Stranded In Space
Russia grounds Soyuz rockets in wake of failed launch, leaving no way to reach the ISS.
NASA officials delayed their next mission to the International Space Station on Monday after Russia decided to ground its Soyuz rocket.
NASA representatives said they are preparing to operate the ISS without a crew if necessary.
Russia officially grounded its Soyuz program Monday after a rocket crash last week.
The failed launch of the rocket demonstrated the increased risks and difficulties of operating the space station in the post-shuttle era.
With no more space shuttles flying, the space station is now dependent on Russian, European and Japanese supply ships.
A rocket failure often means a long delay before the next launch, so it is not clear how soon the Russians can launch another supply ship.
It is also unclear when the Russians will be able to launch astronauts and cosmonauts again.
A manned launch was scheduled for September 21.
Crews and cargo are launched on the same type of rocket.
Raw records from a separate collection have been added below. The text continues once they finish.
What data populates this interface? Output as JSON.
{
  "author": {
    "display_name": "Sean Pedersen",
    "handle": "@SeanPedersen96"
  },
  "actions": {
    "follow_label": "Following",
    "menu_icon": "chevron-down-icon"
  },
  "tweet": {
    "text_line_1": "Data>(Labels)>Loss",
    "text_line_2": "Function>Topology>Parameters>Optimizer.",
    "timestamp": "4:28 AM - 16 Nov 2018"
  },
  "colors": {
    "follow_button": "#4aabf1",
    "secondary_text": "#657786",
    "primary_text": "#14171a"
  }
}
Russian rockets are the only way for crew members to reach the space station.
Now that they are grounded, there will be no way for replacement crews to keep the station occupied for some time.
Before the last shuttle launch, a group of retired NASA astronauts and flight controllers, including Neil Armstrong and Christopher Kraft, warned that dependence on Russian rockets alone would be dangerous.
There is no risk of the space station crew running out of vital supplies; the station is stocked with enough food and water for a year.